Por Khider Mesloub.
A propensão atávica dos adultos para se submeterem a ordens da autoridade
já não precisa de ser demonstrada. A experiência de Stanley Milgram, no início
dos anos 60, demonstrou que os indivíduos comuns podem comportar-se como
carrascos quando sujeitos à autoridade.
Este estudo provou que os indivíduos estão dispostos a obedecer cegamente às injunções de uma autoridade científica, a submeter-se à vontade de qualquer autoridade governamental ou patronal. Em suma, a tolerar o intolerável. Para cometer o indizível.

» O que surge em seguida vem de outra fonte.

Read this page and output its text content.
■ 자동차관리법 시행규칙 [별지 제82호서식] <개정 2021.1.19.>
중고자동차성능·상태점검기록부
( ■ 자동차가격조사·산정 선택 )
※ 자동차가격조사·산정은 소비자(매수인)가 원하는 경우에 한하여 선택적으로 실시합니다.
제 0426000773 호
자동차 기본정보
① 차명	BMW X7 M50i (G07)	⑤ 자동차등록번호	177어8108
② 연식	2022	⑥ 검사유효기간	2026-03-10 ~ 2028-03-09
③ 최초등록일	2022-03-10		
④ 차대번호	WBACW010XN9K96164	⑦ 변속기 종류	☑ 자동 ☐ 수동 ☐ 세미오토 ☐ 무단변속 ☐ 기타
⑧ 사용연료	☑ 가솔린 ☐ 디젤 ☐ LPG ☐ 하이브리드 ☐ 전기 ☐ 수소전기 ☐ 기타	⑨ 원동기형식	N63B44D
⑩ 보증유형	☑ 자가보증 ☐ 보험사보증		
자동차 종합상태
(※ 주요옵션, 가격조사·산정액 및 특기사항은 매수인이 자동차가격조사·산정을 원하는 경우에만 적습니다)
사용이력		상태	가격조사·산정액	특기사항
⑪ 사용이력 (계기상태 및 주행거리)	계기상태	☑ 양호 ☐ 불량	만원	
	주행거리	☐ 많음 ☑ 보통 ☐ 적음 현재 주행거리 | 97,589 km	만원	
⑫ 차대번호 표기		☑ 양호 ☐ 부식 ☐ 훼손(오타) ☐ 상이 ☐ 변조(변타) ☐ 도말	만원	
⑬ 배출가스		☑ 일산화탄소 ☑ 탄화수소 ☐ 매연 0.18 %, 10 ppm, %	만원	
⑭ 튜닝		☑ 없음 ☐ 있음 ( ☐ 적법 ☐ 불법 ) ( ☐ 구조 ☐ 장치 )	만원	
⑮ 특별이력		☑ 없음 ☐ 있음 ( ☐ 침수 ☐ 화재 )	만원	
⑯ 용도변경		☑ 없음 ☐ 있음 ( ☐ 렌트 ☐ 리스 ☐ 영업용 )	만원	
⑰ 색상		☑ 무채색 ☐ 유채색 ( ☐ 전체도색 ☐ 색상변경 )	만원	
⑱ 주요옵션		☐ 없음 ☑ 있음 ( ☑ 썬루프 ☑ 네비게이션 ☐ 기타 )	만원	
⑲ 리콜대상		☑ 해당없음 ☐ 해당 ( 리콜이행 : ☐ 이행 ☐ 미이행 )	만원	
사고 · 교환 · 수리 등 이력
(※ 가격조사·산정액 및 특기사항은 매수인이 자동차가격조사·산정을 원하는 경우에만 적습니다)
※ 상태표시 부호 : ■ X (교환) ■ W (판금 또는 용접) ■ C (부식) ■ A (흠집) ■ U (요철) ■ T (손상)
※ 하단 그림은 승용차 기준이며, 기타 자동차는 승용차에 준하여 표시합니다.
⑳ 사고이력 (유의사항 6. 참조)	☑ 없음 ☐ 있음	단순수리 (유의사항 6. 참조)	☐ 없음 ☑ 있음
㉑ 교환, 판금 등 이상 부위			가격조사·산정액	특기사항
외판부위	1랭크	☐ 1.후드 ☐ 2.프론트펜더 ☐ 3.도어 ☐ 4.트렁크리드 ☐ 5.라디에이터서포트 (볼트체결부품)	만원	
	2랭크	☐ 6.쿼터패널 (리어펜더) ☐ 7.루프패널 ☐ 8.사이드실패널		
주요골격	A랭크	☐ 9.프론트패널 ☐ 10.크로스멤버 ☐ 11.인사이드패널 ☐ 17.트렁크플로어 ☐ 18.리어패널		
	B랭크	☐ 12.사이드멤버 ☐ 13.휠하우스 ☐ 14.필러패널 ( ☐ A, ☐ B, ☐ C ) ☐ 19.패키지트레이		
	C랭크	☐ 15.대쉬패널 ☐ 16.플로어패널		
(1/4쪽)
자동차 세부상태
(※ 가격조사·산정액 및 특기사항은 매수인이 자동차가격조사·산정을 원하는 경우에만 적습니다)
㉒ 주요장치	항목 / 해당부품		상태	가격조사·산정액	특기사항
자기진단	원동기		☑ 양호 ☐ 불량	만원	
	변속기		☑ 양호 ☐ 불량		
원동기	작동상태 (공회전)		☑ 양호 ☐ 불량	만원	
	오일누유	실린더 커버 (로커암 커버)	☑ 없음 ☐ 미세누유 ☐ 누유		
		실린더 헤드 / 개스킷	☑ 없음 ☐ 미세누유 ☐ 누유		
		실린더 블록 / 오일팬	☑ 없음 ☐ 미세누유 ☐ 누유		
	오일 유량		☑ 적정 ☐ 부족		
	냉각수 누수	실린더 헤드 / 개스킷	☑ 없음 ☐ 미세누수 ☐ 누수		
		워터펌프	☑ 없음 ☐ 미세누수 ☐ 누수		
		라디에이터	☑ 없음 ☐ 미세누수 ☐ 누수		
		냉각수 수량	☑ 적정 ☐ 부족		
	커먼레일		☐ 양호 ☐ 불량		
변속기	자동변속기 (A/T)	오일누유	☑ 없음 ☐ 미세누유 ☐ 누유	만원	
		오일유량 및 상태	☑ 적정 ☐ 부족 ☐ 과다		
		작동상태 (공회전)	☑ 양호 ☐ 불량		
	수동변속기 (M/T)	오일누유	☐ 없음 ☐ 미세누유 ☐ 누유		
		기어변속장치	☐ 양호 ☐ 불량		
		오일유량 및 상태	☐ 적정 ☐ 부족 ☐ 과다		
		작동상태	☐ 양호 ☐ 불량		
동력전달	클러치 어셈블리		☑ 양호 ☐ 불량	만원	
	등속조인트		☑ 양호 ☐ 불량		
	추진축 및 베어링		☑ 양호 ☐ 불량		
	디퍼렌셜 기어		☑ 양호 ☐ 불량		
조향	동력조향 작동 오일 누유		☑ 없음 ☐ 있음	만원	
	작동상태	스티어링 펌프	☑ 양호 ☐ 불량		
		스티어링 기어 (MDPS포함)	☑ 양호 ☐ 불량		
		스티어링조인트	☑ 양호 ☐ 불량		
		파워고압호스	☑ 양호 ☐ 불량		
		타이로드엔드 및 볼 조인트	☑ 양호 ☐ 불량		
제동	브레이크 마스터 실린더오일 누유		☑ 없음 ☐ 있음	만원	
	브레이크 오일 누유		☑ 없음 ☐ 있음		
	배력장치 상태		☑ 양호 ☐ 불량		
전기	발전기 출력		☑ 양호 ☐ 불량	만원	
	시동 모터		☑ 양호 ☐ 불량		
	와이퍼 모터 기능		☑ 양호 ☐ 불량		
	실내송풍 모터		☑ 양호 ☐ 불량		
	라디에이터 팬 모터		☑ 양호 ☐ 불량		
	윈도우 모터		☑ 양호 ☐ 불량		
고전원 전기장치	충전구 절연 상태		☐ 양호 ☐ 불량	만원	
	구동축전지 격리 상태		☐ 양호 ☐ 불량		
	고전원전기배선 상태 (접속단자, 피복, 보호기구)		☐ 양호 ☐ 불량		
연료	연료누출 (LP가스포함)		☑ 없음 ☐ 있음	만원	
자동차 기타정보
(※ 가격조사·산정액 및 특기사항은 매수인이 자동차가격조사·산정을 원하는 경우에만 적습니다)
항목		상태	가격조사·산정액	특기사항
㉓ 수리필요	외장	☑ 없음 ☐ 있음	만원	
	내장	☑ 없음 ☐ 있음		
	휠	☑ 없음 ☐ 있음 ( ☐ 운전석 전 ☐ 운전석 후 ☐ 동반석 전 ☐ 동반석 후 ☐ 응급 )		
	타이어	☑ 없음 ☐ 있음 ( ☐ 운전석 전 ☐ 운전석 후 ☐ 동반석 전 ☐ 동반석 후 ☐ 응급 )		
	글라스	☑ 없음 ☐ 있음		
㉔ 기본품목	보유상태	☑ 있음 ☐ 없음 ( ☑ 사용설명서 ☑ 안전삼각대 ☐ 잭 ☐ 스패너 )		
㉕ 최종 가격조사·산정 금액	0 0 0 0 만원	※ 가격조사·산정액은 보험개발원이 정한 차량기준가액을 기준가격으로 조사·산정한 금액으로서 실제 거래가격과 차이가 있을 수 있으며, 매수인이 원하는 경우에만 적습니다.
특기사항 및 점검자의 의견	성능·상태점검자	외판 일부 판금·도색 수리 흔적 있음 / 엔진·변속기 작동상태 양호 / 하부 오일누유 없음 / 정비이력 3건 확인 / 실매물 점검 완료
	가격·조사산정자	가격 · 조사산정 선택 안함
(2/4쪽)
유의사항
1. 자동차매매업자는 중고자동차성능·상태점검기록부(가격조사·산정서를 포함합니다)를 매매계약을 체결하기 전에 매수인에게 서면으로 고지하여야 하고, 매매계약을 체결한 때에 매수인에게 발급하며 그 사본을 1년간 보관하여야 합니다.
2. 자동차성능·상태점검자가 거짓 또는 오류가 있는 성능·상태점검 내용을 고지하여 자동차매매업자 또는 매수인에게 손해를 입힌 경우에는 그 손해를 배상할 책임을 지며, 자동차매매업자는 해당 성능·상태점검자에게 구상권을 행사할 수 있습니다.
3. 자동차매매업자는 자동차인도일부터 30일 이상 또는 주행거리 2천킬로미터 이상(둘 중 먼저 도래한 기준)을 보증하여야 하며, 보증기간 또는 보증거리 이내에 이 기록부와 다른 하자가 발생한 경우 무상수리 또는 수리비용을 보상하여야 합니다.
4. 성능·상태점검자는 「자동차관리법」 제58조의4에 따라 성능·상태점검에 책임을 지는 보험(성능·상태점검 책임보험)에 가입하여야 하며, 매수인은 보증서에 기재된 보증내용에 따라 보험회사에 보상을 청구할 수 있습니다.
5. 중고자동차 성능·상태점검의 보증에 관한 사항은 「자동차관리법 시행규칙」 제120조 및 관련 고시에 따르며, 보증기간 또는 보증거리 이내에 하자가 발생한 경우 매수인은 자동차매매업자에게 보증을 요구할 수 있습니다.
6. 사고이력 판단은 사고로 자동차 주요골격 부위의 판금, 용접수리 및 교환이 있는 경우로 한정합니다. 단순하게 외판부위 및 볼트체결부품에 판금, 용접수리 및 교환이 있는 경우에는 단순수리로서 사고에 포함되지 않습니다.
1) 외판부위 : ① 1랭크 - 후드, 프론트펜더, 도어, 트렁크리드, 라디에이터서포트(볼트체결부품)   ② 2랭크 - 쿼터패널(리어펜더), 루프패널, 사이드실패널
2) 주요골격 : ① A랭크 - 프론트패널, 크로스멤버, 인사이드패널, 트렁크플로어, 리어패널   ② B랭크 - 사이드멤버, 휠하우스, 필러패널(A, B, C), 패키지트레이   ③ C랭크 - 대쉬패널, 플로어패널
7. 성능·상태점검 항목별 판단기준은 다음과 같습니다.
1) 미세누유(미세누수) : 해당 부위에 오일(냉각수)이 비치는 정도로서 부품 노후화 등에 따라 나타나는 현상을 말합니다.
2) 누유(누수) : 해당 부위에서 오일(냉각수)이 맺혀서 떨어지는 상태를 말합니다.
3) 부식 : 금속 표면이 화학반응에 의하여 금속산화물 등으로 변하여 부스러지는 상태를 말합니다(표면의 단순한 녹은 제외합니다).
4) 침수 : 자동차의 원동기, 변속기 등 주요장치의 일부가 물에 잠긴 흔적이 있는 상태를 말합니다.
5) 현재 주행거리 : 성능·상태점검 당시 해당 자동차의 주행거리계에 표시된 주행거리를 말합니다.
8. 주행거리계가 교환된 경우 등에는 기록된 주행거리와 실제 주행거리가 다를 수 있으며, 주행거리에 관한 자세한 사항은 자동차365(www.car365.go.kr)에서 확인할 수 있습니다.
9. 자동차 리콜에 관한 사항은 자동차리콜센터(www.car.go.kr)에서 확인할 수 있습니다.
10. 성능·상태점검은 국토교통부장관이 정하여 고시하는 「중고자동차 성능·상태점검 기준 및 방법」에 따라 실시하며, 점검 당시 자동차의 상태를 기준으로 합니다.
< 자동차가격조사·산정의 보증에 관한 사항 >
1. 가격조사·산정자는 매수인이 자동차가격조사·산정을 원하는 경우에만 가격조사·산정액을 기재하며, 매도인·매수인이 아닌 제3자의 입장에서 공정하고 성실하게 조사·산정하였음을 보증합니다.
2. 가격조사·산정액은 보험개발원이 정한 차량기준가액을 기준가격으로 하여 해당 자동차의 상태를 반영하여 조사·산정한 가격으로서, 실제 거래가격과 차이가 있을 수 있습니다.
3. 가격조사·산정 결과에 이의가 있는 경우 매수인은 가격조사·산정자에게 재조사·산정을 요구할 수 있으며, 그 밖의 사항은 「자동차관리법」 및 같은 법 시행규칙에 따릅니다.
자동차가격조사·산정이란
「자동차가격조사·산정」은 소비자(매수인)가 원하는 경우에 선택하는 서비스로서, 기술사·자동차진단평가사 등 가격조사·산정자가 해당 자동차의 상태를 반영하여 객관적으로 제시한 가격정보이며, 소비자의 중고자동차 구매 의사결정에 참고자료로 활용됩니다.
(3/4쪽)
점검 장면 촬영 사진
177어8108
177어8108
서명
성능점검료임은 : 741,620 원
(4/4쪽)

Para cometer crimes de guerra e genocídio.
Embora não tenham ódio nem espírito vingativo, estão, no entanto, preparados, por obediência às regras dominantes e tolerância à injustiça interiorizadas por condicionamento desde a mais tenra infância, para se transformarem em carrascos logo que aceitem tornar-se peças de uma estrutura hierárquica da sociedade ou de uma instituição militar ou de segurança do Estado.
A experiência de Milgram, crucial para a nossa compreensão da psicologia social, mostra que a explicação para um comportamento fortemente submisso reside na relação com a autoridade e não na prevalência de instintos agressivos. Isto porque, na ausência de qualquer autoridade, os indivíduos evitam transformar-se em criminosos juramentados, ou seja, auxiliares do patrão ou mercenários do Estado.
O objectivo da experiência de Milgram era avaliar a empatia humana, o grau de respeito pelo outro, numa palavra, avaliar a humanidade humana.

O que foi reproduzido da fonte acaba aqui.